Yes and yes.  That was part of the inspection


----------



## HForester (Jul 29, 2019)

Is the expected rooftop temperature taken into account for derating of the wiring?


----------



## e hilton (Jul 29, 2019)

jar546 said:


> What was the question that was not answered?


My question ... _Whats code? Not more than 360?_
Your response was a code paragraph.  I dont have access to that paragraph.


----------



## Pcinspector1 (Jul 29, 2019)

Agree, their at the limit. Your allowed 4-90° (1/4 bends) between pull points. Lower roof has an LB pull point and I assume the roof has a JB pull point and not another 1/4 bend?

You might be able to gig em for 352.30, conduit support if the conduit is 1-inch size or less?

Most of the solar installs her have been in metal conduit.


----------



## jar546 (Jul 29, 2019)

e hilton said:


> My question ... _Whats code? Not more than 360?_
> Your response was a code paragraph.  I dont have access to that paragraph.

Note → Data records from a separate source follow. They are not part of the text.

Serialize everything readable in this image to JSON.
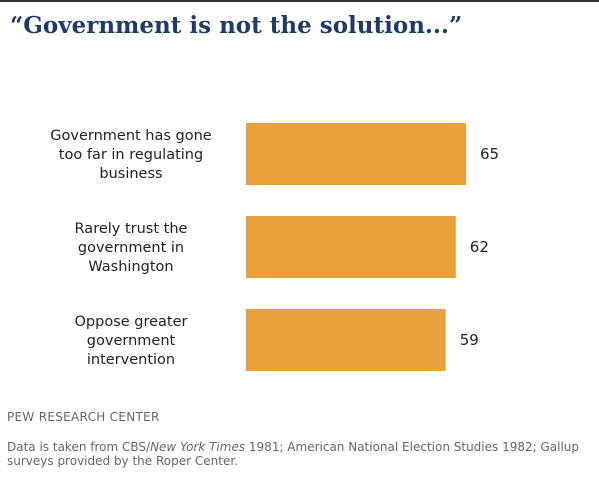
{
  "title": "“Government is not the solution...”",
  "chart_data": {
    "type": "bar",
    "orientation": "horizontal",
    "categories": [
      [
        "Government has gone",
        "too far in regulating",
        "business"
      ],
      [
        "Rarely trust the",
        "government in",
        "Washington"
      ],
      [
        "Oppose greater",
        "government",
        "intervention"
      ]
    ],
    "values": [
      65,
      62,
      59
    ],
    "bar_color": "#e8a03c"
  },
  "source": "PEW RESEARCH  CENTER",
  "note": {
    "prefix": "Data is taken from CBS/",
    "italic": "New  York Times",
    "suffix": " 1981;  American National Election Studies 1982; Gallup surveys  provided by the Roper Center."
  }
}
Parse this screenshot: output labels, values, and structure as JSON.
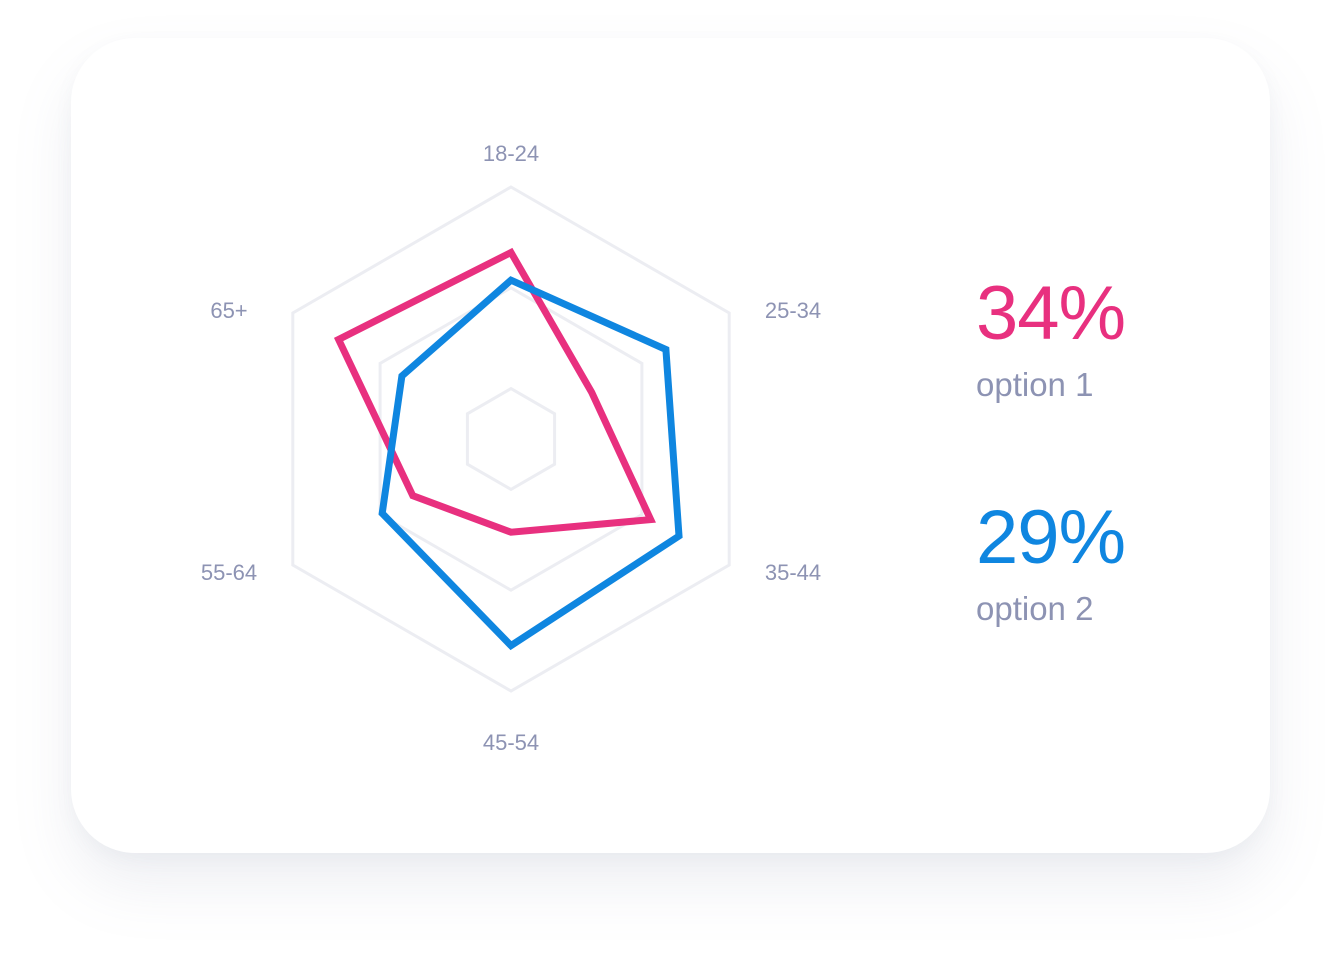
{
  "chart_data": {
    "type": "radar",
    "axes": [
      "18-24",
      "25-34",
      "35-44",
      "45-54",
      "55-64",
      "65+"
    ],
    "rlim": [
      0,
      1
    ],
    "grid_levels": [
      0.2,
      0.6,
      1.0
    ],
    "series": [
      {
        "color": "#e8307f",
        "values": [
          0.74,
          0.37,
          0.64,
          0.37,
          0.45,
          0.79
        ]
      },
      {
        "color": "#0f86e0",
        "values": [
          0.63,
          0.71,
          0.77,
          0.82,
          0.59,
          0.5
        ]
      }
    ]
  },
  "stats": [
    {
      "value": "34%",
      "label": "option 1",
      "color": "#e8307f"
    },
    {
      "value": "29%",
      "label": "option 2",
      "color": "#0f86e0"
    }
  ]
}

 I did answer 352.26 for PVC.  There is a separate code for each type of conduit and they all line up with 3__.26  I am not sure what else you are looking for.


----------



## fatboy (Jul 29, 2019)

Just trying to get the basis of the section in text, "There shall not not be more than the equivalent of four quarter bends (360 degrees) between pull points (LB)".......I believe this to be compliant, actually, more than compliant. Assuming that the final connection is in a "pull point" or J-Box, the last bend is *NOT *90 degrees.


----------